What's the best way of softening a harsh mask edge in PS please, for example on the edge of a mountain and a skyline?
I've worked through a 40 videos course by Sean Bagshaw over the summer and took notes and saw it done by Sean two or three times but I've searched and just can't find it in my notes now, or work out how it was done!
I'm pretty certain it wasn't using the feathering slider on the masking menu, I have it in mind it was something from the top menu, but I don't think it was a filter.
Apologies for such a muddled question. Anyway what's the best way to soften a mask edge please?

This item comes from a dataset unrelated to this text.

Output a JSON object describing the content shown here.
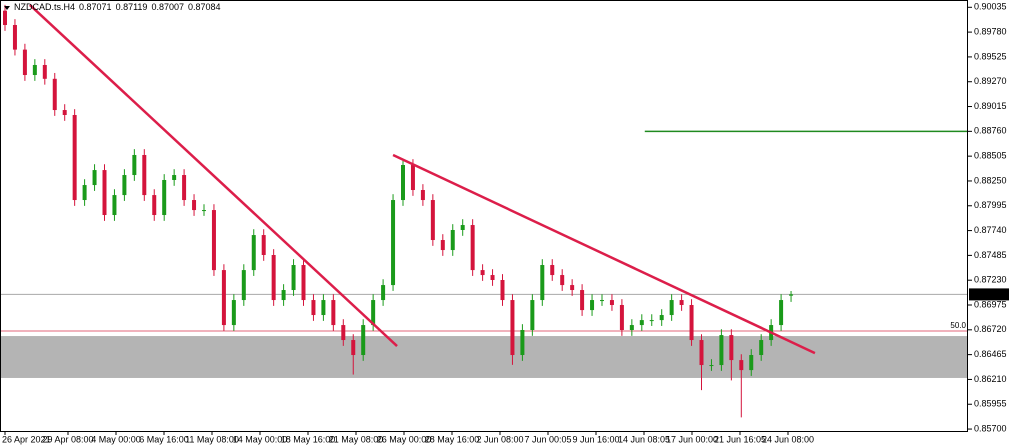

The best way really depends on the image and what you perceive to be wrong with the mask. Gaussian Blur will certainly do it and often that is the best way. Sometimes you might think that the mask needs softening but really it just needs some fine tuning - y'know - manually painting the mask in or out. The best thing to do would be to post some reasonably high res jpeg crops of the area(s) you're concerned about, or a link to the high res layered tiff or psb.
Peter Figen wrote:
The best way really depends on the image and what you perceive to be wrong with the mask. Gaussian Blur will certainly do it and often that is the best way. Sometimes you might think that the mask needs softening but really it just needs some fine tuning - y'know - manually painting the mask in or out. The best thing to do would be to post some reasonably high res jpeg crops of the area(s) you're concerned about, or a link to the high res layered tiff or psb.
Hi Peter
Thank you.
I will try processing something to post up. It wasn't a particular image I was having problems with, it was a theoretical question, so that when I do get to create a sharp and accurate mask I don't create edge halos, or whatever.
I'm at the beginning of the PS journey so haven't experienced this myself yet, but have seen it in the past on other people's images (not on FM postings I would add!).
David
There is also a blur tool. It's grouped with the smudge tool.
Use a soft brush in overlay mode at low opacity to paint over an edge an edge.
In a new layer, paint over the edge to blur. Click on the layer to make a selection of the brush stroke. Change the work layer to the mask and use one of the blur tools.
Lower the contrast of the edge. Make a selection of the edge with the lasso tool and use a contrast or curves adjustment layer.
There is also a great mask tutorial by Deke McClelland "Photoshop: Masks and Channels" on Lynda.com.
Also, I would not want to become to dependent on any of the masking panels other than to create the initial masks.
There's also a new Replace Sky command in the latest version of Photoshop that works amazingly well. At least it did the first time I tried it in a high rez image.